Jan 3 2010
Short answer is yes, but…
In wake of the recent controversy regarding Harlequin and it’s partnership with Author Solutions, it was clear to me that the advance paying model of traditional publishing is viewed as the only path for serioius authors. Look at the language, for example, of the SFWA “advance paying” or the guidelines of the RWA which does not recognize publishers who do not pay a $1,000 advance or greater. To a large extent, those that are in power at these writing organizations are published through the traditional way – advance and royalties.
The advance/royalties is the least risky path for an author. The author puts out nothing but her own hard work. Her expenses can include improving her craft through lessons and research. Post publication, the author can (and should) put forth her own marketing efforts which can be as cheap as a few bookmarks or as expensive as funding her own author tour, purchasing a book trailer, running contests. The traditional path to publication, however, is available only to a small few.
In order to sell, you must comply with the guidelines that the advance paying arms of publishing have demeed to be the parameters for a saleable book. In romance, that generally is hetereosexual love relationships between Anglo Saxon individuals with a word count of under 100,000. (with a few exceptions).
So while the traditional advance/royalty model is the least risky for authors, its open to only a limited few within a limited framework. Publishers are buying books that they can sell to bookstore buyers and distribution partners.
The benefit of digital reseller market is that the filter is not the bookstore buyer or the distribution buyer because there is no artificial limitation set physical boundaries. The digital bookshelf is infinite and endless.

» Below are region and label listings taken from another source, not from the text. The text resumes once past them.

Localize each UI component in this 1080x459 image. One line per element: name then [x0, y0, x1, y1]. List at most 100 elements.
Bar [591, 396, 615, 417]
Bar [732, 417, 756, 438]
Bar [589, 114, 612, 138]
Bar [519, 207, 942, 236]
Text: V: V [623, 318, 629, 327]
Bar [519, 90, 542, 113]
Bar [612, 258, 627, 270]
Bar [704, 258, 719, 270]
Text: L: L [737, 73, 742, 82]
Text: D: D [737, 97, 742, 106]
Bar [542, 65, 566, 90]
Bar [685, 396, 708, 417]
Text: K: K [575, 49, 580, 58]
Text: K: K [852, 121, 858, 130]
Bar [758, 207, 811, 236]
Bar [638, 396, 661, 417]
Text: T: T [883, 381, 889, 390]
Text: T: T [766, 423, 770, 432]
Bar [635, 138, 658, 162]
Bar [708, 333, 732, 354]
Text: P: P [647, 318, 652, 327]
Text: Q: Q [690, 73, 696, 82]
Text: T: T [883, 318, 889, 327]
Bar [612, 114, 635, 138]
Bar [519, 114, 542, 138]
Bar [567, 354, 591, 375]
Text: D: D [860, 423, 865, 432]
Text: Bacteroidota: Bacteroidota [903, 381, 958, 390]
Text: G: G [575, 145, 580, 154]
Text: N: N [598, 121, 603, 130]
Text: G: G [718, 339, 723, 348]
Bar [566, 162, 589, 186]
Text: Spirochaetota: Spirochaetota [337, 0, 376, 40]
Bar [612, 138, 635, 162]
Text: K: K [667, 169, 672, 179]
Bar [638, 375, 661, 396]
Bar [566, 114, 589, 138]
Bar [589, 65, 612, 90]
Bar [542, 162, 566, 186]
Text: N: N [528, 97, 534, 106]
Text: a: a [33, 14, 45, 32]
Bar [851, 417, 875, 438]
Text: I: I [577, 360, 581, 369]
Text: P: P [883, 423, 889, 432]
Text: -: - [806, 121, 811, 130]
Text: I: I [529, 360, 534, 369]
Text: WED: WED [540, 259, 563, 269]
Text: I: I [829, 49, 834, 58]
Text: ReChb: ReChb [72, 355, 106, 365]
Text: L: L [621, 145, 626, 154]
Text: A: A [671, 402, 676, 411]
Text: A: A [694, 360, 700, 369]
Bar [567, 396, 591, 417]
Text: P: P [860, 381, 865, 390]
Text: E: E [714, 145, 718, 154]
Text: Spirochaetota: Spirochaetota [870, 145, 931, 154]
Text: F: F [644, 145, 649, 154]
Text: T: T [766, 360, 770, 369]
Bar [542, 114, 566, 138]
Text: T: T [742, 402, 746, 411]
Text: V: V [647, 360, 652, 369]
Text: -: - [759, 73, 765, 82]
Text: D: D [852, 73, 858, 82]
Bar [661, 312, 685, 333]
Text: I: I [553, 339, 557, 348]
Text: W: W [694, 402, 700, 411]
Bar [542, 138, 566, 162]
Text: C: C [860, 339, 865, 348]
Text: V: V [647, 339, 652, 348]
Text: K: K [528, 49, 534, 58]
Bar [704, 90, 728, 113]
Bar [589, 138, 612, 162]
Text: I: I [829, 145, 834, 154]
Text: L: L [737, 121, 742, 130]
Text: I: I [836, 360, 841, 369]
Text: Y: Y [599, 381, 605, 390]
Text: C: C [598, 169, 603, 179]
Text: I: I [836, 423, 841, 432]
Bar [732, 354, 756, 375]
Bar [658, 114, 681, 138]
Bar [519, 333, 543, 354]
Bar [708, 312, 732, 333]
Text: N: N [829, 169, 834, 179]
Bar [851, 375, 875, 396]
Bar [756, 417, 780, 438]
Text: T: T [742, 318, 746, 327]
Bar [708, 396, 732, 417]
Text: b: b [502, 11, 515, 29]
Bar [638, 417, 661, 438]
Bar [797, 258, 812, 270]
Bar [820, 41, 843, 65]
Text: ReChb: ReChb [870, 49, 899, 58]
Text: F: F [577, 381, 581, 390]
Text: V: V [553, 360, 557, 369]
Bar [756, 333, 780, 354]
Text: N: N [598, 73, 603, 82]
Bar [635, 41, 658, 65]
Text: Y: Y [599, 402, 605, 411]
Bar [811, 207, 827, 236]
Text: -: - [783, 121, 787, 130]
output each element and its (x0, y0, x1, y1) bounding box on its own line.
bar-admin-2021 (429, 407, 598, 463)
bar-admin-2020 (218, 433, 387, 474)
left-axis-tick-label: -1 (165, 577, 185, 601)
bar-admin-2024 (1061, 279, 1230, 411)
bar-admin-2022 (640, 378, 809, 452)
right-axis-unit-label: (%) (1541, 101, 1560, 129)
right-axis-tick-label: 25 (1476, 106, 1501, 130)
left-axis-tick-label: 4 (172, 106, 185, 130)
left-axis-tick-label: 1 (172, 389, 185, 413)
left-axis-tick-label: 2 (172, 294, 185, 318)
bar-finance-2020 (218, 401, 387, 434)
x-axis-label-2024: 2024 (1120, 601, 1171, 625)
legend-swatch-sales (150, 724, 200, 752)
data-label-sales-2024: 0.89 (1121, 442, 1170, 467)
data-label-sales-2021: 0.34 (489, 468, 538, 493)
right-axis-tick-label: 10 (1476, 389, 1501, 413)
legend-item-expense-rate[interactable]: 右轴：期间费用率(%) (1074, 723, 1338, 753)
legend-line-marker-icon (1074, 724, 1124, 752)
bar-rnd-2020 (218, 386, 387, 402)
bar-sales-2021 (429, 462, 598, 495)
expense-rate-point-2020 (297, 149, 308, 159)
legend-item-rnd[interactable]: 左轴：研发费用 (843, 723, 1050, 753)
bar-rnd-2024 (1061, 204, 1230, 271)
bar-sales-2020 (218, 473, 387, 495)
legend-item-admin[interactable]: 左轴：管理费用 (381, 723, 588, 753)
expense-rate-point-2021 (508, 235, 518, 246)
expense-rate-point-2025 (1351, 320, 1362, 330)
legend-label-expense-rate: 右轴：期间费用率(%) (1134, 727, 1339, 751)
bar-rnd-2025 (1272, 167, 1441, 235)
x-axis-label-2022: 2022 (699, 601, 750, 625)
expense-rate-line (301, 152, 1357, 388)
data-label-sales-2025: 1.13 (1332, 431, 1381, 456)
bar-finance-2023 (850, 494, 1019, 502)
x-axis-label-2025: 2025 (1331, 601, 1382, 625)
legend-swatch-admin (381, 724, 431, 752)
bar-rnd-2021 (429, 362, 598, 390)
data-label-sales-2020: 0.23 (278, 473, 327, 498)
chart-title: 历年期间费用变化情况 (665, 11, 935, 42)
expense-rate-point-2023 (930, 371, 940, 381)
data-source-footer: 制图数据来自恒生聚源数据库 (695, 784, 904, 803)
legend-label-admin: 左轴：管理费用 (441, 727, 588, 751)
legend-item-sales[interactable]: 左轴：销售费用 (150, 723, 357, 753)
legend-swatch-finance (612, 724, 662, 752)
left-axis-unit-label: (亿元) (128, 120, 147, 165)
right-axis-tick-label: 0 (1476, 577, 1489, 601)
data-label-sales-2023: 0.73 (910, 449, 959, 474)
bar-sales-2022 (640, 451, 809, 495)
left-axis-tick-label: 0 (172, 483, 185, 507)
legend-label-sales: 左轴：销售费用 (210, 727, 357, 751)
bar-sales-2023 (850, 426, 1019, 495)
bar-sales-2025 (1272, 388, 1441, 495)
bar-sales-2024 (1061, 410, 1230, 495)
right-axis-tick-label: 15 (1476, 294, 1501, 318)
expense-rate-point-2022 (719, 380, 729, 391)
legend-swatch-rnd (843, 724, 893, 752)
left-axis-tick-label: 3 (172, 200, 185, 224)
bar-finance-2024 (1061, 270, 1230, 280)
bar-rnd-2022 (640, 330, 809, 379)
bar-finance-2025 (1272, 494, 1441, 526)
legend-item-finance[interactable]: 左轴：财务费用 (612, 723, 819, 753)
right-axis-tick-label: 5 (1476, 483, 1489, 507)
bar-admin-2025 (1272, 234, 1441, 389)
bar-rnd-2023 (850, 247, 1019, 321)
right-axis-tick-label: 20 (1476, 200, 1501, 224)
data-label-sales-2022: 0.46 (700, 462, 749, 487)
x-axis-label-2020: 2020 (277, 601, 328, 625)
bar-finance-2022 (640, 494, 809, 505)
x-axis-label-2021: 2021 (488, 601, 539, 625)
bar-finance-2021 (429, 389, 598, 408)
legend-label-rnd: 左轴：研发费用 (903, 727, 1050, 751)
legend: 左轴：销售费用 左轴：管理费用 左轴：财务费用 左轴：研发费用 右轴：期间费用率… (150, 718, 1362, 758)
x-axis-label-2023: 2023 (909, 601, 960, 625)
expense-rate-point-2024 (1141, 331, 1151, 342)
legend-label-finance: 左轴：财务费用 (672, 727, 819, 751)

This is both a boon and a curse. It’s a boon because it means that more books of a greater variety will be available to the reader. It’s a curse because that means more books a reader must filter through to find new reads. Quality will vary wildly. But the fact is that there is a number of books out in the marketplace that are of low quality, poorly edited, with horrible covers, that aren’t worth your time or your money. When I looked at the free list of books that All Romance eBooks were promoting during the holidays (probably because those publishers participated), it confirmed what I thought already: the dross is already here and in large number.
What does that mean? It means that despite the terrible books published out there, we are still finding good digital books to read. This is one reason that in digital publishing, the publisher brand name is so important. We’ve come to trust that certain digital publishers have standards even if we don’t agree with the publisher tastes.
The fact is that if the digital marketplace does indeed pull in $500 million in 2010 as Forrester Research predicts, then individuals who want to make money will come to the market and those people will realize that making money off digital publishing means providing a decent product.
A large and vibrant digital market does not mean the elimination of publishers. It merely changes the model. In the future, we may have a consortium of authors selling their books similar to what CJ Cherryh, Jane Fancher, and Lynn Abbey are doing with Closed Circle. It might be an editor based brand that we follow. For example, Anne Sowards edits Patricia Briggs and Ilona Andrews, among others. Or Cindy Hwang edits Meljean Brook, Nalini Singh, and Christine Feehan. It might be something that we haven’t even envisioned yet.
There will be filters because filters will be a way to make money and only good filtering systems will make money. Metadata will become far more important. Resellers like Amazon, Fictionwise, Barnes and Noble will have to increase the way a consumer interacts with the metadata by more powerful searching functions (i.e., the consumer will want to find all 4-5 star rated books with keywords “alpha male” “paranormal” “strong hero” “unusual settings” released in the last two months).
I think that this year is the start of a new wave of publishing that will bring readers more variety and more choice. I’m certainly excited.